Kroll also lauded Lafazan’s app idea.

“How convenient is that? If I had an app on a cellphone and been able to push a button … 10 years ago, that would’ve been fantastic,” Kroll said.

The app is specifically aimed at helping Generation Z, a group facing an increasing opioid problem, Lafazan said.

Lafazan said his younger constituents told him they won’t pick up a phone, but they will text.

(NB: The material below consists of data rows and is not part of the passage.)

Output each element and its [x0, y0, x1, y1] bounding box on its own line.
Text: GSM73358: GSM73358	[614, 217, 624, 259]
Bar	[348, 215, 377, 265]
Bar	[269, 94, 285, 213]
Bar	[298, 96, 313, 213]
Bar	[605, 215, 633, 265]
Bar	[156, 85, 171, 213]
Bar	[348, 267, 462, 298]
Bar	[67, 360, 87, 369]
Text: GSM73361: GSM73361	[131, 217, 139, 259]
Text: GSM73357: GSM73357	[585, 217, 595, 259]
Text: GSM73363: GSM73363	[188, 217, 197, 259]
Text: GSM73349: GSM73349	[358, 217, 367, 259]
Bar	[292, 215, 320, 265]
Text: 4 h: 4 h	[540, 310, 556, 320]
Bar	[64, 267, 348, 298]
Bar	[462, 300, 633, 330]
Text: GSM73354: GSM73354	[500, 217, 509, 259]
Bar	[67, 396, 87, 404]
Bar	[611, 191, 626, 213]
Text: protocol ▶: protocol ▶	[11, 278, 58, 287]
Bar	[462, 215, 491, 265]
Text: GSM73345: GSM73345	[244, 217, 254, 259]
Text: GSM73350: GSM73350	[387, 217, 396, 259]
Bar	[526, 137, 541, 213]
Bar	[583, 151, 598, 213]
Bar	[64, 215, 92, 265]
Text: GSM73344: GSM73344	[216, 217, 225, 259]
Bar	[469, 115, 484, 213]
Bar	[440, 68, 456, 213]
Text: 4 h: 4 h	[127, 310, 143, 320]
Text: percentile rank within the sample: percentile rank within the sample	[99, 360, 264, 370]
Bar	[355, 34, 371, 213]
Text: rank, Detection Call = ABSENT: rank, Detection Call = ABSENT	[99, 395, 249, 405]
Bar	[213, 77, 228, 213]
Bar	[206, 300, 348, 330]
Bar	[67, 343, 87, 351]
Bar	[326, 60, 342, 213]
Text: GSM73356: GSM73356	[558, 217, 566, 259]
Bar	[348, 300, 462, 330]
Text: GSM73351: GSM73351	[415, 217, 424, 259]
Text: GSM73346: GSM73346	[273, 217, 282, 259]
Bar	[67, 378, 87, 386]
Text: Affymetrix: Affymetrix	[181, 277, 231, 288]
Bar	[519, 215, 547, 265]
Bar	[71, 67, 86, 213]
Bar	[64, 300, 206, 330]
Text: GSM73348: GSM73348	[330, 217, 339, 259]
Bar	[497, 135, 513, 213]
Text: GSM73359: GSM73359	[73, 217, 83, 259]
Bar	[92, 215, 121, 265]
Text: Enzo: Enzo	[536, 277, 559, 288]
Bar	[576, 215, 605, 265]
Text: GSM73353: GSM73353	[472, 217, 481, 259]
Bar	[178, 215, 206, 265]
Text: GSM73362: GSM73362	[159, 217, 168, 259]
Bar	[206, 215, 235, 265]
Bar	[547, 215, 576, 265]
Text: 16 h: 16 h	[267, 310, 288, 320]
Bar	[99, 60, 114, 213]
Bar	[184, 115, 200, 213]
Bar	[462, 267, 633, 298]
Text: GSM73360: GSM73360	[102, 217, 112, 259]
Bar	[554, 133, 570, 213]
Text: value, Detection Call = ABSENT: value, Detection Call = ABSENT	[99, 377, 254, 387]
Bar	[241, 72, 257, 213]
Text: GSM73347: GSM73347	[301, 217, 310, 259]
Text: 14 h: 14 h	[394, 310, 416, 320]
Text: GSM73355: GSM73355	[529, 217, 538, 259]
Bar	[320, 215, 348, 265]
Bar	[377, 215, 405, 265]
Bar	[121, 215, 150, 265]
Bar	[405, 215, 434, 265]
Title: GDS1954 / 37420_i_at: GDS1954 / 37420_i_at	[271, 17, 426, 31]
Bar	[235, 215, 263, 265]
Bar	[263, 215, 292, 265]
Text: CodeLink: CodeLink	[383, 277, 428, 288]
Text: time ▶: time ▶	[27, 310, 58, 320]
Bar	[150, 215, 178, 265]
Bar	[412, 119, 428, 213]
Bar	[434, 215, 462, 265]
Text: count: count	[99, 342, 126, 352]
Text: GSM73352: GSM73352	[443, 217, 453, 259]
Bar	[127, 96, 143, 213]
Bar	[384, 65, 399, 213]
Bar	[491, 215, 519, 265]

They don’t use Facebook, but they will use smartphones, he said.

“We need to teach them where they are,” he added.

The 24-year-old calls himself the “resident millennial at the Legislature.”

“If I’m not going to use my perspective and experience and voice to make policy to benefit my generation than nobody will,” Lafazan said. “That’s why I feel an obligation to work to alleviate the horrors of the [opioid epidemic], because there is no generation that has been hit harder by this epidemic than mine.”

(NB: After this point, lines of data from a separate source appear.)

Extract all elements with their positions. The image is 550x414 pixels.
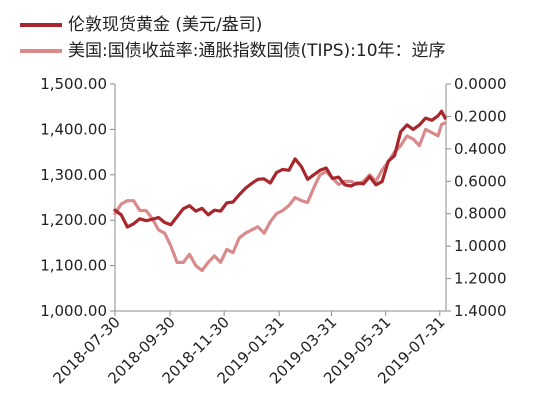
y-left-tick-label: 1,300.00 bbox=[40, 166, 107, 184]
series-line-gold bbox=[113, 109, 447, 229]
legend-swatch-tips bbox=[20, 49, 62, 53]
legend-item-tips: 美国:国债收益率:通胀指数国债(TIPS):10年：逆序 bbox=[20, 36, 446, 61]
legend-item-gold: 伦敦现货黄金 (美元/盎司) bbox=[20, 10, 262, 35]
y-left-tick-label: 1,000.00 bbox=[40, 302, 107, 320]
y-right-tick-label: 1.2000 bbox=[454, 270, 507, 288]
legend-label-gold: 伦敦现货黄金 (美元/盎司) bbox=[68, 15, 263, 35]
y-left-tick-label: 1,500.00 bbox=[40, 75, 107, 93]
y-right-tick-label: 1.0000 bbox=[454, 237, 507, 255]
y-left-tick-label: 1,400.00 bbox=[40, 120, 107, 138]
y-right-tick-label: 1.4000 bbox=[454, 302, 507, 320]
y-right-tick-label: 0.8000 bbox=[454, 205, 507, 223]
y-right-tick-label: 0.6000 bbox=[454, 172, 507, 190]
y-left-tick-label: 1,100.00 bbox=[40, 257, 107, 275]
legend-label-tips: 美国:国债收益率:通胀指数国债(TIPS):10年：逆序 bbox=[68, 41, 446, 61]
y-right-tick-label: 0.2000 bbox=[454, 107, 507, 125]
legend-swatch-gold bbox=[20, 23, 62, 27]
y-right-tick-label: 0.0000 bbox=[454, 75, 507, 93]
series-line-tips bbox=[113, 121, 447, 273]
y-left-tick-label: 1,200.00 bbox=[40, 211, 107, 229]
y-right-tick-label: 0.4000 bbox=[454, 140, 507, 158]
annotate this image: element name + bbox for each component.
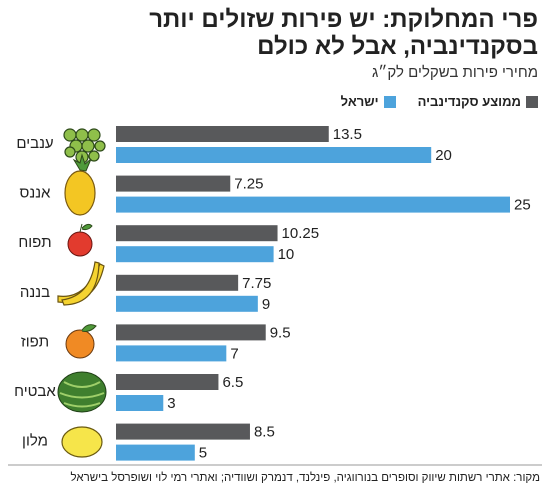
bar: [116, 324, 266, 341]
value-label: 13.5: [333, 126, 362, 143]
bar: [116, 423, 250, 440]
legend-label: ממוצע סקנדינביה: [417, 94, 521, 109]
category-label: מלון: [22, 433, 48, 450]
legend-label: ישראל: [340, 94, 379, 109]
bar: [116, 444, 195, 461]
bar: [116, 175, 231, 192]
category-label: אננס: [20, 185, 52, 202]
bar: [116, 126, 329, 142]
bar: [116, 196, 510, 213]
grapes-icon: [63, 128, 106, 164]
legend-swatch: [526, 95, 538, 108]
bar: [116, 147, 432, 163]
bar: [116, 395, 164, 411]
chart-subtitle: מחירי פירות בשקלים לק״ג: [371, 64, 538, 81]
bar: [116, 374, 219, 390]
icons: [57, 128, 107, 458]
value-label: 7: [230, 345, 238, 362]
watermelon-icon: [57, 371, 107, 413]
category-label: תפוח: [18, 234, 51, 251]
value-label: 6.5: [222, 374, 243, 391]
legend-swatch: [383, 95, 396, 108]
value-label: 8.5: [254, 424, 275, 441]
bar: [116, 274, 239, 291]
melon-icon: [61, 426, 103, 458]
value-label: 7.25: [234, 176, 263, 193]
value-label: 3: [167, 395, 175, 412]
value-label: 5: [199, 445, 207, 462]
legend-item: ממוצע סקנדינביה: [418, 94, 538, 109]
value-label: 10: [278, 246, 295, 263]
value-label: 10.25: [282, 225, 320, 242]
orange-icon: [65, 324, 97, 359]
chart-title: פרי המחלוקת: יש פירות שזולים יותר בסקנדי…: [149, 6, 538, 60]
source-note: מקור: אתרי רשתות שיווק וסופרים בנורווגיה…: [70, 472, 540, 484]
bar: [116, 295, 258, 312]
apple-icon: [67, 223, 93, 257]
legend-item: ישראל: [341, 94, 396, 109]
category-label: ענבים: [16, 135, 53, 152]
value-label: 9.5: [270, 324, 291, 341]
category-label: תפוז: [21, 333, 49, 350]
legend: ממוצע סקנדינביה ישראל: [341, 94, 538, 109]
chart: ענבים 13.5 20 אננס 7.25 25 תפוח 10.25 10 בננה 7.75…: [8, 126, 542, 466]
bar: [116, 345, 227, 362]
value-label: 9: [262, 296, 270, 313]
banana-icon: [57, 261, 105, 306]
value-label: 7.75: [242, 275, 271, 292]
category-label: אבטיח: [14, 383, 56, 400]
pineapple-icon: [64, 153, 96, 216]
bar: [116, 225, 278, 242]
value-label: 20: [435, 147, 452, 164]
value-label: 25: [514, 197, 531, 214]
bar: [116, 246, 274, 263]
category-label: בננה: [20, 284, 50, 301]
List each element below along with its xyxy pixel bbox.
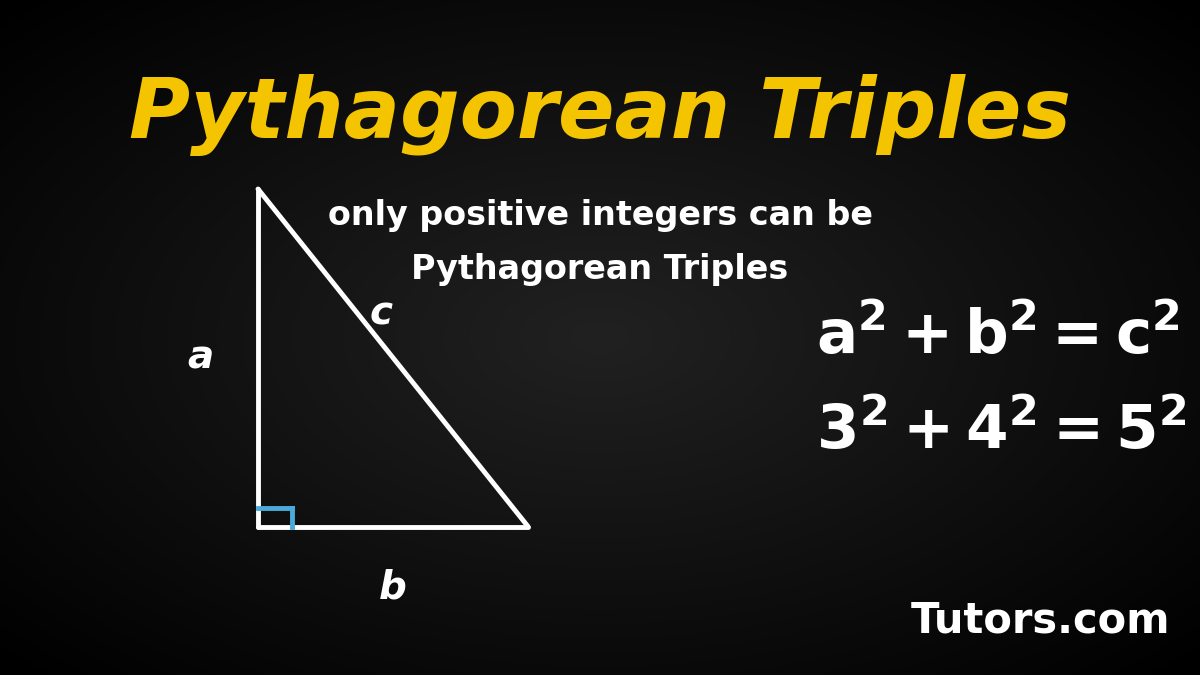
Text: Pythagorean Triples: Pythagorean Triples (130, 74, 1072, 156)
Text: only positive integers can be: only positive integers can be (328, 200, 872, 232)
Text: Tutors.com: Tutors.com (911, 599, 1170, 641)
Text: b: b (379, 568, 407, 606)
Text: a: a (187, 339, 214, 377)
Text: $\mathbf{a^2 + b^2 = c^2}$: $\mathbf{a^2 + b^2 = c^2}$ (816, 308, 1180, 367)
Text: c: c (370, 295, 392, 333)
Text: Pythagorean Triples: Pythagorean Triples (412, 254, 788, 286)
Text: $\mathbf{3^2 + 4^2 = 5^2}$: $\mathbf{3^2 + 4^2 = 5^2}$ (816, 402, 1187, 462)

Middle-class males between 18 and 25 are the cohort dying at the highest rates from opioid overdoses, according to the Mental Health Association of Nassau County.

The request for proposals to get a contractor for the app and hotline will go out on or before Aug. 31, according to the bill.

Lafazan said there is a sense of urgency across all county departments to get the hotline and app up and running.

The bills had wide support from both parties.

Lafazan, an independent from Syosset who usually caucuses with the Democrats, said reaching out to Legislator Laura Schaefer (R-Westbury) was key in getting the support from the Republican majority.

Lafazan and Schaefer previously served together on the Nassau County Heroin Prevention Task Force, and he knew she was “committed to ending the epidemic,” he said.

“I think when you as an elected official actually recruit support on both sides of the aisle, good things can happen, good things can get done,” Lafazan said. “I think we need to see more of that from our policymakers on all levels of government.”

Schaefer said getting others on board was not difficult.

Schaefer “didn’t think for a second” legislators would vote down the helpful and innovative proposals, she said.

“This is something everybody is trying to be involved in, because we have to all be involved, and we want to be involved because it’s our residents suffering out there,” Schaefer said in an interview.

There is an “arm’s length list” of changes to make to attack the opioid epidemic, Kroll said.

The hotline and app are a step in the right direction, Lafazan said.

“I believe that access to treatment equals progress,” Lafazan said. “…It is still, in 2018, harder to get help than it is to get heroin, and until we reverse that trend we will not make forward progress in this fight.”